あたしの名前は田村真美、ごくごく普通の女子高生だ。と言いたいところだけど、あたしの通っている高校は普通とはちょっと違う。表向きは私立の聖ラフィーユ学園という学校なんだけど、一部の生徒を対象に特殊教育をしていた。学園には世界を守るための秘密組織WKFの構成員を養成する裏の学校が併設されていて、あたしは今そこに在籍している。今日も難しい組織の授業を終えて、クラスメートとともに下校している途中だった。
「ねね、クロノスタワーでお茶していかない?」
クラスメートのクリスティーナが言う。このクラスには世界中から生徒が集められていた。クリスティーナはフランス人で両親が組織の人間だ。
「いいね。小腹すいたし、フードコートがいいかな。」
そう言ったのはがたいのいい男の子、仁藤和博だ。野球がとてもうまくて甲子園が狙えるレベルだ。ただうちの学校の野球部は公式試合はあまりでていないのでその機会はない。
「僕も賛成、行こう行こう。」
はしゃいでいるのは藤沢和樹。小柄でかわいい系の男の子だが顔に似合わずハッキングの腕は素晴らしい。あたし達はクラスメート6人全員でかたまってクロノスタワー行きのバスに乗り込む。あたしにとってはクロノスタワーが住居でもあった。クロノスタワーというのは学園内にある高層ビル群で3つのタワーから成りその低層階は一般向けにショッピングや食事が楽しめるスポットになっていた。学園内にはその他にもドーム球場や美術館、アミューズメントパークなどいろいろな一般向け施設もあった。近隣から遊びに来る人も多いし、県外から訪れる人もかなりの数いるため学園内には3つのホテルも完備されていた。あたし達の乗ったバスは30分ほどでクロノスタワーに到着する。学園内はあまりにもひろいためバス移動じゃないと都合が悪かった。
「ついたー。やっぱりここは最高や。」
ちょっと関西弁なまりで話すのは赤毛の持ち主でアシャン・イェリテ。国籍はイタリアだが子供のころから日本に預けられていたらしいので日本語はほぼ完ぺきだ。組織の本部が日本に移ってからは幹部は日本に居住することが多いため、だいたいの構成員は日本語を理解していた。

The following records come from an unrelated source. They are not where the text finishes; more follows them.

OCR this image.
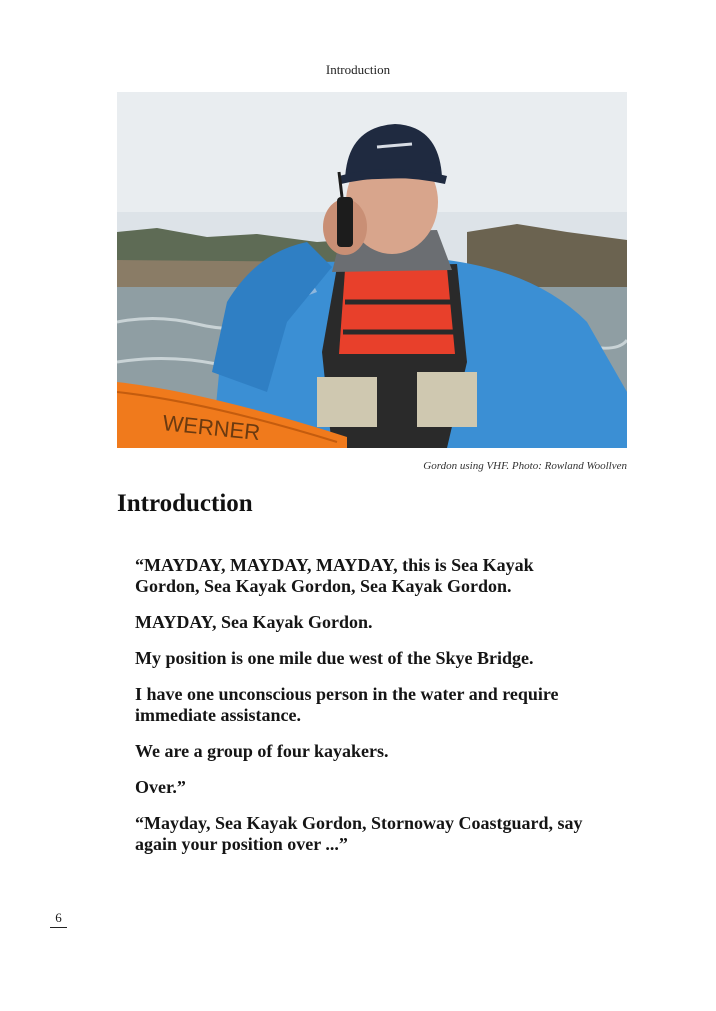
Introduction
WERNER
Gordon using VHF. Photo: Rowland Woollven
Introduction

“MAYDAY, MAYDAY, MAYDAY, this is Sea Kayak Gordon, Sea Kayak Gordon, Sea Kayak Gordon.

MAYDAY, Sea Kayak Gordon.

My position is one mile due west of the Skye Bridge.

I have one unconscious person in the water and require immediate assistance.

We are a group of four kayakers.

Over.”

“Mayday, Sea Kayak Gordon, Stornoway Coastguard, say again your position over ...”

6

「10Fのフードコートにいこう。いろんなものがそろってて好きなんだ。」
そう言いながら先導するのは江崎賢祐。彼の両親は聖ラフィーユ大学付属病院で医師をしている。彼も将来医師を目指すらしい。彼はあたしの親友である沙樹ちゃんの友達でもあった。
「オレ肉だな肉、ステーキの店あったよな。」
フードコートにはいろいろな店があって、そこで自由に購入し食堂みたいなとこで食べれるようになっていた。仁藤君は肉が大好きらしい。あたし達はそろって10Fにあるフードコートに向かった。放課後な時間帯のせいか、聖ラフィーユ学園の生徒を中心にけっこう混雑している。学園には外国人の生徒が比較的多いので、ここでは外人がまざっていてもさほど目立ちはしない。学園外なら目立ちすぎのメンツだろう。全員分の席を確保するとそれぞれがお気に入りの店から食糧を調達してくる。ちなみに学園証を電子マネー代わりに使用できて、裏ラフィーユの生徒はここでの飲食は基本無料になるのだ。あたしはフレンチトーストとミルクのセットをゲットして席についた。
「今日も一日お疲れ様。」
クリスティーナの掛け声であたし達はそれぞれの飲み物で乾杯する。
「今日の授業は特に難しかったよね。組織の法律とか、なかなか全部覚えられないわ。関係ない項目も多いしね。」
クリスティーナの言葉にあたしは今日の授業を思い出した。今日の授業は組織内の規律だ。基本は上からの命令は絶対、ただし自分の主義に反したり自分の命に関わるときには命令拒否可能となっていた。あとは組織に対して裏切りを働いたりすると島流しとか最悪この世から消されるとか、怖いことも聞いた。やっぱり裏の組織は組織だから怖いとこもあるみたい。あとは神の血族と呼ばれるメンバー用にむやみに特殊能力を使ってはいけないとかあるらしいけど、あたし達には関係ない。少なくとも、あたしを含め、藤田先生が担任しているこのクラスは一人も能力者がいない。全員普通の人間だ。もっとも能力がある人はまた別クラスに集められているのだろうけど。
「明日は基礎医学だって。僕の得意分野かな。」
江崎君は両親の影響か医学に詳しい。一応組織の構成員として必要な基礎的医学知識を教育課程で学ぶようになっていた。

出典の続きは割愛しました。